Pasal 15 PP No 56/2021 mengamanatkan, LMKN wajib mengumumkan royalti terkumpul kepada publik agar diketahui para pencipta lagu yang belum tergabung ke dalam LMK. Apabila ingin mengklaim royalti tersebut, mereka harus mendaftarkan diri menjadi anggota LMK terlebih dahulu.
Jika selama dua tahun sejak diumumkan ke publik hasil pemungutan royalti tidak diklaim oleh pencipta lagu yang bersangkutan, dana itu akan dimasukkan sebagai dana cadangan yang bisa dipakai oleh LMKN.

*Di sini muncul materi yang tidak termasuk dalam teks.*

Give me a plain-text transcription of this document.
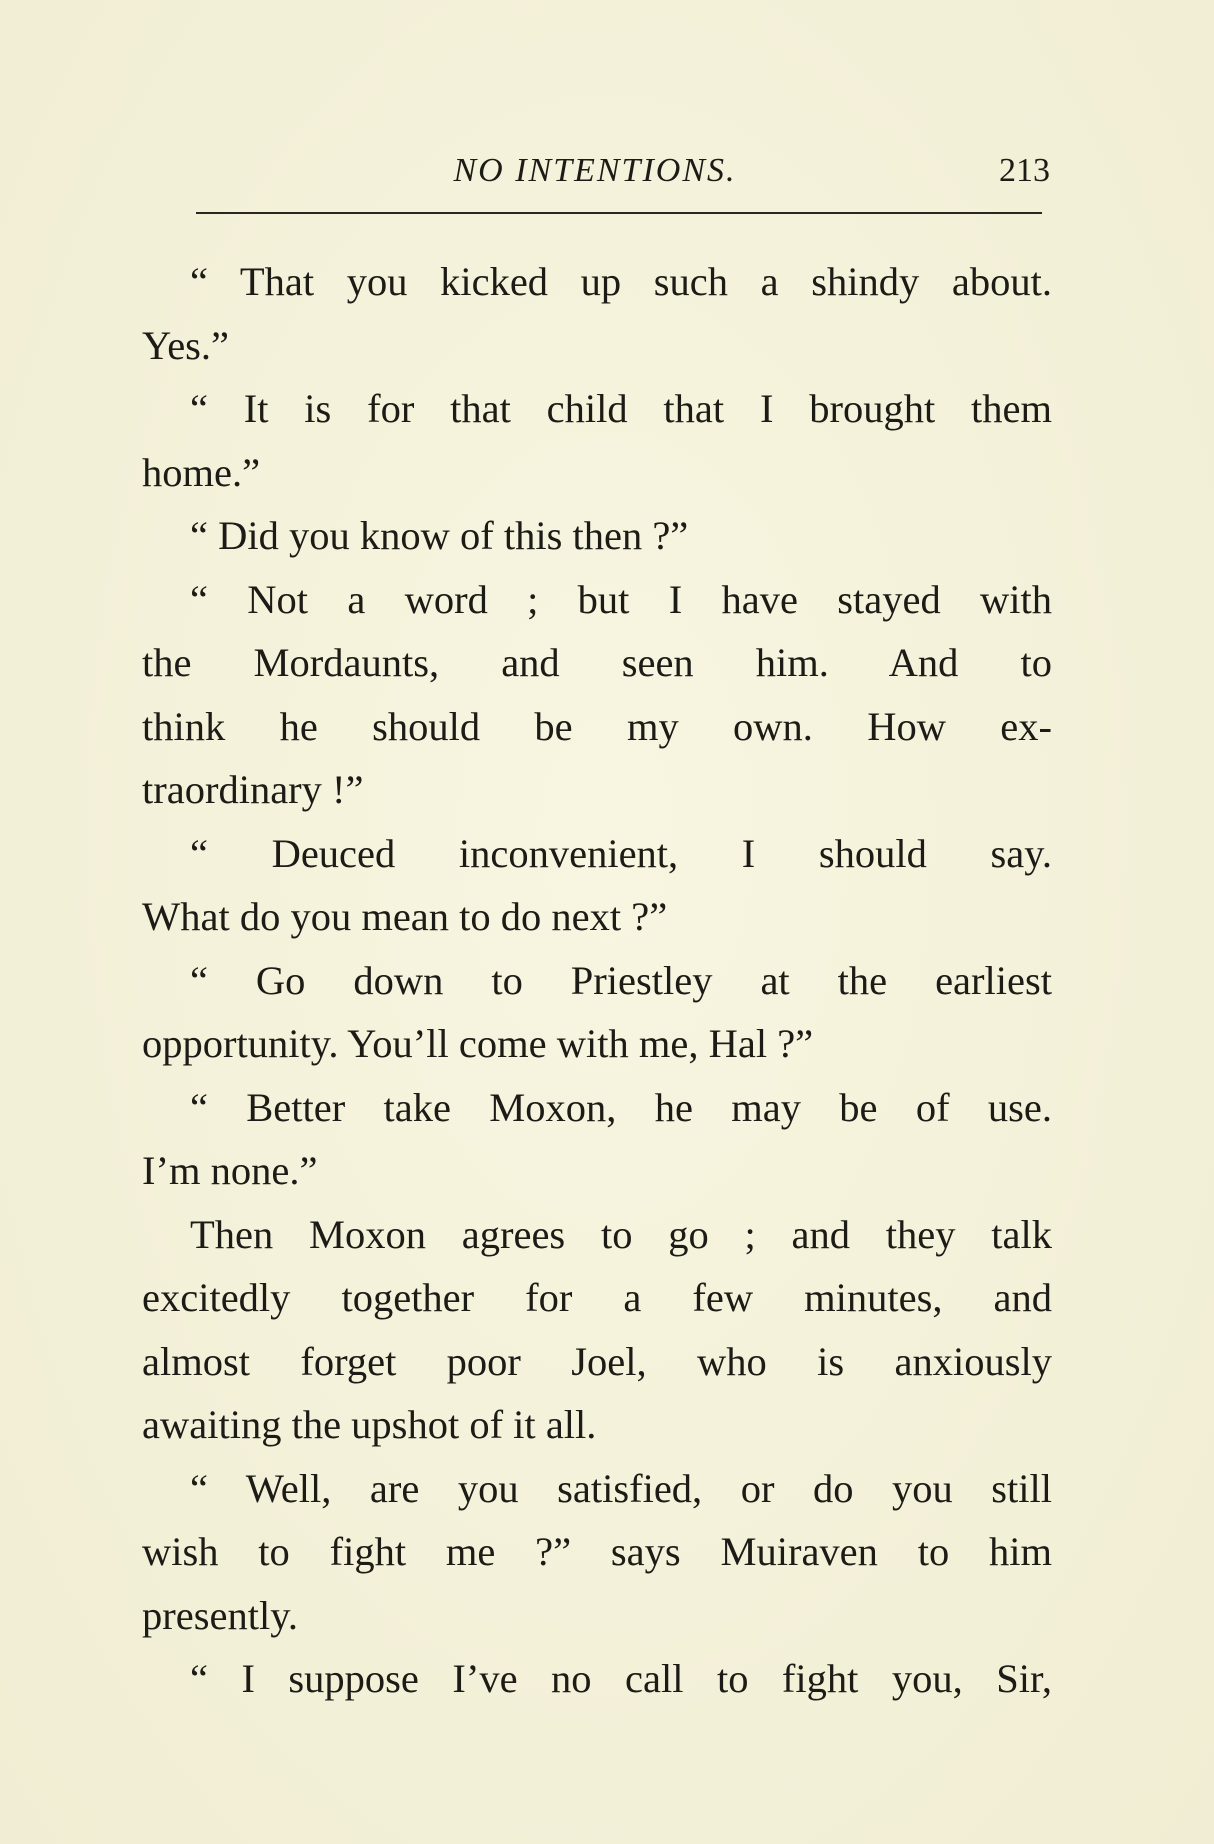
NO INTENTIONS.	213
“ That you kicked up such a shindy about.
Yes.”
“ It is for that child that I brought them
home.”
“ Did you know of this then ?”
“ Not a word ; but I have stayed with
the Mordaunts, and seen him. And to
think he should be my own. How ex-
traordinary !”
“ Deuced inconvenient, I should say.
What do you mean to do next ?”
“ Go down to Priestley at the earliest
opportunity. You’ll come with me, Hal ?”
“ Better take Moxon, he may be of use.
I’m none.”
Then Moxon agrees to go ; and they talk
excitedly together for a few minutes, and
almost forget poor Joel, who is anxiously
awaiting the upshot of it all.
“ Well, are you satisfied, or do you still
wish to fight me ?” says Muiraven to him
presently.
“ I suppose I’ve no call to fight you, Sir,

”Kalau tidak ditegaskan semua karya lagu dan musik harus didaftarkan hak cipta, lalu muncul konflik, mekanisme penyelesaiannya bagaimana? Pemerintah harus hadir,” kata Maulana.
Manajer Advokasi Koalisi Seni Hafez Gumay berpendapat, ketentuan tersebut berpotensi mencederai hak para pencipta lagu yang belum tergabung dalam LMKN. Dia berharap pemerintah gencar melakukan sosialisasi pentingnya menjadi anggota LMKN bagi semua pencipta lagu di Indonesia. Pemerintah juga mesti menjamin kemudahan akses bagi mereka yang ingin mendaftarkan diri.
”LMKN juga harus memungut dan menyalurkan royalti para pencipta lagu yang tidak terdaftar di LMKN secara transparan. Jangan sampai ada praktik jahat yang sengaja menutupi informasi royalti pencipta lagu yang bukan anggota LMKN, demi mengumpulkan dana cadangan untuk kepentingan sepihak bagi LMKN,” kata Hafez.